One of the issues that we face is that our social conflicts are often more complex and nuanced than those which animals face, as ego is involved; a dog doesn’t have the awareness to concern itself what other dogs may think about its actions and behaviors – securing its place on a pecking order in this context isn’t dependent on ego; dogs don’t suffer from social awkwardness. Unfortunately, humans do, and this can be our undoing, because we may know what we should do, such as setting a boundary, but don’t do it because of the embarrassment it may cause us; we perpetuate our own freeze state by not implementing the script we know we should. If somebody makes an inappropriate comment, or touches us inappropriately, we may become adrenalized, and incensed, but usually no fight or flight response is triggered, especially if the social context is one where everybody is laughing and having a good time, such as at a party, etc. If we haven’t practiced and rehearsed what to do and how to behave/respond then it is likely we’ll do nothing, other than remain frozen. When I first started working door security, aged 18, I often found that I didn’t know what to say to people, and found myself always resorting to a level of verbal enforcement, that wasn’t necessary. Over time I learned to deflect conversations, and take them in different directions, building on previous “scripts” that had proven successful.

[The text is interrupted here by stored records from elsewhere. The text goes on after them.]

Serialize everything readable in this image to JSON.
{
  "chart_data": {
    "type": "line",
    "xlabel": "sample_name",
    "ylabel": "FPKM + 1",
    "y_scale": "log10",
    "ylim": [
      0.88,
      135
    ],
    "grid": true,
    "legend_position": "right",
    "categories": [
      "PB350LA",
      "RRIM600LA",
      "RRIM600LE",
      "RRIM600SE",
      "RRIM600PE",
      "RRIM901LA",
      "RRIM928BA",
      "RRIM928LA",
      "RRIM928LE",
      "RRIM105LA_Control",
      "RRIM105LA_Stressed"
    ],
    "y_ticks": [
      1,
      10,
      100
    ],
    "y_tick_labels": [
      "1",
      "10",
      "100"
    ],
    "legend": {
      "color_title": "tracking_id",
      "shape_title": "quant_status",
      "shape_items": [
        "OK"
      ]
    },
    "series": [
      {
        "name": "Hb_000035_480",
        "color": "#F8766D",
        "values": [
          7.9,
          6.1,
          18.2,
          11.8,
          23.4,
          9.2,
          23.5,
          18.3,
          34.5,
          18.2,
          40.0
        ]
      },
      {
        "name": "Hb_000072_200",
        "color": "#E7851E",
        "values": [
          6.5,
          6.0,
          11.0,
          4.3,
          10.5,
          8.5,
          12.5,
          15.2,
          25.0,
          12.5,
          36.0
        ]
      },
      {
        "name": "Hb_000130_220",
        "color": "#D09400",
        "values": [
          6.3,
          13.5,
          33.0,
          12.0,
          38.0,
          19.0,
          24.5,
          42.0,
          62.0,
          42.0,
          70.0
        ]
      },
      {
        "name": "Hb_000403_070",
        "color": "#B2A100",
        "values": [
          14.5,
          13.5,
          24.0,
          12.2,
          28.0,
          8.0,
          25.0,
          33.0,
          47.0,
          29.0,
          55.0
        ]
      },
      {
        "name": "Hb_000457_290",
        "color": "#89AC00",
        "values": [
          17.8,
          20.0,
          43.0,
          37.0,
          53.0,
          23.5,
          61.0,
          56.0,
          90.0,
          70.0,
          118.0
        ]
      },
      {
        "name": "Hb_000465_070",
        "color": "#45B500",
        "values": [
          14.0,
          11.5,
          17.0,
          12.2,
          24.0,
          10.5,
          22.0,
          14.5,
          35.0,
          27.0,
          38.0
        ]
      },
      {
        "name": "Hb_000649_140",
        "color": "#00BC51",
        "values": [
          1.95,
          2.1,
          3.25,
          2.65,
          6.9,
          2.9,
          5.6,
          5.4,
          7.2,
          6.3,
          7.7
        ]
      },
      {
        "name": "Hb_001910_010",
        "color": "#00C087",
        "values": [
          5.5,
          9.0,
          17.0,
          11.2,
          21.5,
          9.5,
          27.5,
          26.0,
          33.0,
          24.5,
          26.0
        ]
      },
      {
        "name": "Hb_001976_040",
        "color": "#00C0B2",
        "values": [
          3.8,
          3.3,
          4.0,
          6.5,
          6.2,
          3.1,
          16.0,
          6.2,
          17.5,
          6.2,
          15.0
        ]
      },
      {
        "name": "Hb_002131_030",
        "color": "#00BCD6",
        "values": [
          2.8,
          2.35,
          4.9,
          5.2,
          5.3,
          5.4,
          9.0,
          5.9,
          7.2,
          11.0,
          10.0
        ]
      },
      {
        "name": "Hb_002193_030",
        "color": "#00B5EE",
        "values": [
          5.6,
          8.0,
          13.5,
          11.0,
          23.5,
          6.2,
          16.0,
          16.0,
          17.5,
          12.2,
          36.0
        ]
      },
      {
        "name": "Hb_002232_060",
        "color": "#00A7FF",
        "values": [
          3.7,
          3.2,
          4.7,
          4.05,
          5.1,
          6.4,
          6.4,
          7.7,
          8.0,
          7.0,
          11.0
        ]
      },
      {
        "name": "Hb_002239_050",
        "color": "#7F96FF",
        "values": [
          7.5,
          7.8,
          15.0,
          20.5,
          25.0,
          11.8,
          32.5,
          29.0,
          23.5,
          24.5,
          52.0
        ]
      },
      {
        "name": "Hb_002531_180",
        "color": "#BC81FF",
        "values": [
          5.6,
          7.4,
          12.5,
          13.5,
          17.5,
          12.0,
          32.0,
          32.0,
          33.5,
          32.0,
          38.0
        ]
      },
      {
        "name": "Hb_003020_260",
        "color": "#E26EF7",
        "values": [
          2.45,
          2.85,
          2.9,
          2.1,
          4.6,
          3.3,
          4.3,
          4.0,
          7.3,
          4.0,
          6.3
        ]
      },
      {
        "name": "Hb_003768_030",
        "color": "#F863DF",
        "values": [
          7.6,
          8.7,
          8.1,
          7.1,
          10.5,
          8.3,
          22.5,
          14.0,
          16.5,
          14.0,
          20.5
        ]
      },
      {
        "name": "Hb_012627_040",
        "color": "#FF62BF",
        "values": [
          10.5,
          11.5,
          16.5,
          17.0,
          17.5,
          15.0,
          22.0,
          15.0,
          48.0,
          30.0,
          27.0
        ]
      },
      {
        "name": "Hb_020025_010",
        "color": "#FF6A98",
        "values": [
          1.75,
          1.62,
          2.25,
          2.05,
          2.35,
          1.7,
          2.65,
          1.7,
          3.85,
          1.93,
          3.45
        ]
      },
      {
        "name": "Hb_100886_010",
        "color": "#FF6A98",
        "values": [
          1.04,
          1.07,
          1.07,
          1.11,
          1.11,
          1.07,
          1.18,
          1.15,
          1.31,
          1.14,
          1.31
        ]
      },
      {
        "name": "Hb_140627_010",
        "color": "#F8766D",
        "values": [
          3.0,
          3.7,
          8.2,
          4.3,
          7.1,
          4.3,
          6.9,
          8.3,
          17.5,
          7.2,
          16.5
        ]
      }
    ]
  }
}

Recent studies have shown that our emotions are malleable and flexible, rather than fixed and concrete; this has implications for the “Fight/Flight” response, especially when we look at the contexts within which aggression is experienced i.e. most situations are not going to be so extreme, where these are the only options available to us, rather they are those at the end of a very long spectrum of potential responses. Whereas we might be “hard-wired” to respond at these extreme ends of the spectrum, we are not for many of those in-between, and these — largely social ones — are the ones we need to learn how to respond to, by creating scripts that we can run when we find ourselves in such situations – this is one way in which we learn to educate our fear emotion.